The Importance of Working With A Divorce Attorney

Should You Hire a Felony Attorney?

Felony lawyers are attorneys who work on the highest forms of criminal cases. These usually involve charges that carry significant jail time. Likewise, some felonies may carry post-incarceration penalties such as being put on a list or prohibited from certain activities.

Not all cases call for felony attorneys, though. Here are three reasons why you might need to hire a felony attorney.

A Large Set of Charges

Generally, non-felony cases tend to involve a couple of charges at most. If you start to see charges stacking up, there is a good chance you might have a felony case.

Note that some prosecutors will start with only a few charges. This is particularly so when they want to detain a person right away and then build a bigger case. If it feels like the prosecution is still digging, you may need to speak with some felony lawyers, even if the current list of charges does not include any felonies.

Potential for Additional Penalties

While people tend to focus on jail time as the biggest penalty, there may be other consequences. Individuals convicted of sex crimes, for example, may have to register on a list of known offenders. Felony attorneys often try to help their clients plead such cases down to misdemeanor charges to avoid these sorts of add-on penalties.
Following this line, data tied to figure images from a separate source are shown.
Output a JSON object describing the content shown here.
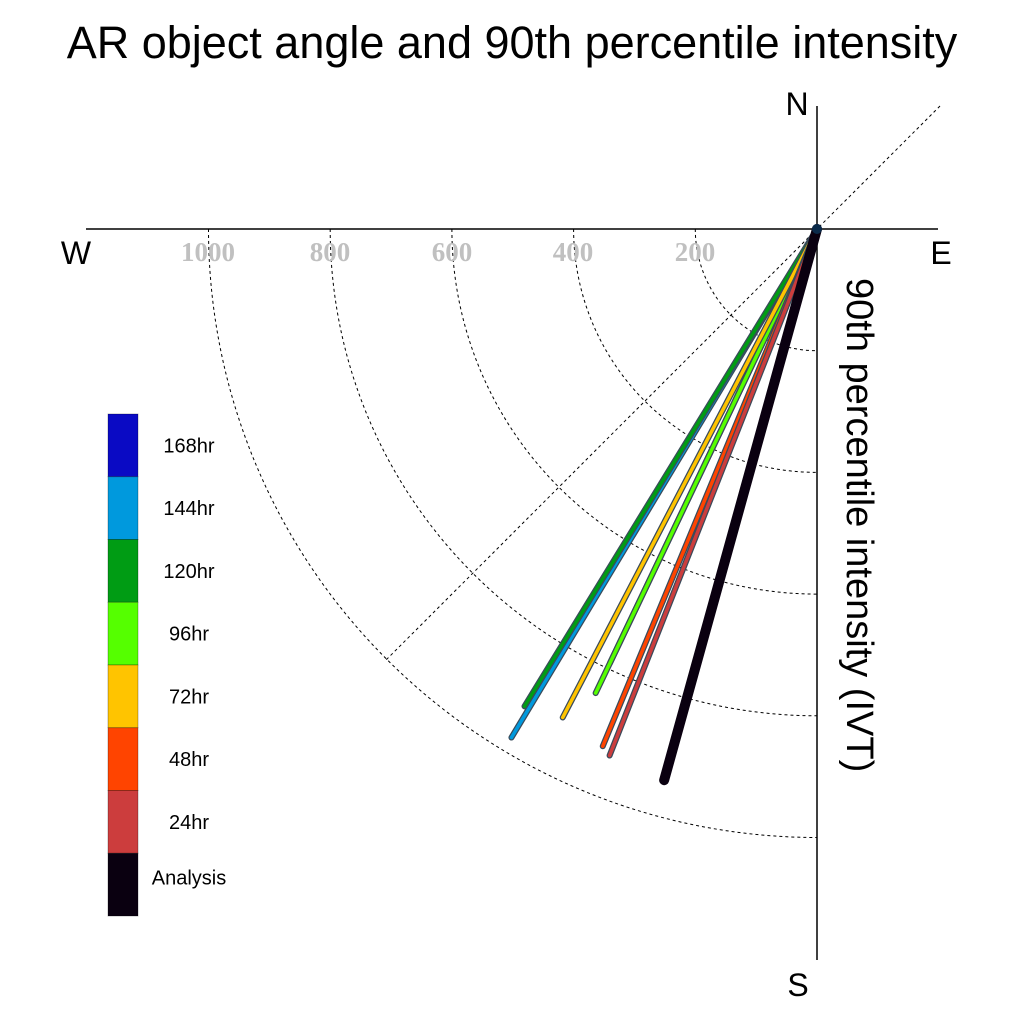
{
  "chart_data": {
    "type": "polar-vector",
    "title": "AR object angle and 90th percentile intensity",
    "axis_label": "90th percentile intensity (IVT)",
    "compass": {
      "north": "N",
      "south": "S",
      "east": "E",
      "west": "W"
    },
    "ring_values": [
      200,
      400,
      600,
      800,
      1000
    ],
    "ring_labels": [
      "1000",
      "800",
      "600",
      "400",
      "200"
    ],
    "r_max": 1170,
    "grid": true,
    "legend_position": "left",
    "series": [
      {
        "name": "168hr",
        "color": "#0a0ac4",
        "angle_deg": 205.5,
        "intensity": 790
      },
      {
        "name": "144hr",
        "color": "#0099dd",
        "angle_deg": 211.0,
        "intensity": 975
      },
      {
        "name": "120hr",
        "color": "#009c14",
        "angle_deg": 211.5,
        "intensity": 920
      },
      {
        "name": "96hr",
        "color": "#55ff00",
        "angle_deg": 205.5,
        "intensity": 845
      },
      {
        "name": "72hr",
        "color": "#ffc400",
        "angle_deg": 207.5,
        "intensity": 905
      },
      {
        "name": "48hr",
        "color": "#ff4400",
        "angle_deg": 202.5,
        "intensity": 920
      },
      {
        "name": "24hr",
        "color": "#cc3d3d",
        "angle_deg": 201.5,
        "intensity": 930
      },
      {
        "name": "Analysis",
        "color": "#0a0010",
        "angle_deg": 195.5,
        "intensity": 940
      }
    ]
  }
}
Additional penalties cover a wide range of concerns. Some violent felony convictions may lead to prohibitions on gun ownership. Fraud convictions sometimes carry limitations on working in a position of public trust. In other words, the potential penalties attached to some kinds of cases may be more life-altering than the prison time for a conviction.

Aggravating Circumstances

Another class of charges that can tip into the felony domain is anything with aggravating circumstances. For example, hate crimes charges tend to fit in this category. Allegations involving harm to children, elderly people, or highly vulnerable people like the disabled may also count as aggravated.

Once more, a prosecutor might start small and work their way up so don't assume you are in the clear if the case doesn't start at the felony level. If there is a risk these sorts of aggravating circumstances might be invoked in a case, it's best to start out talking with felony lawyers rather than trying to find one when the prosecution upgrades the charges. When in doubt, always assume the prosecution will come after you for the maximum.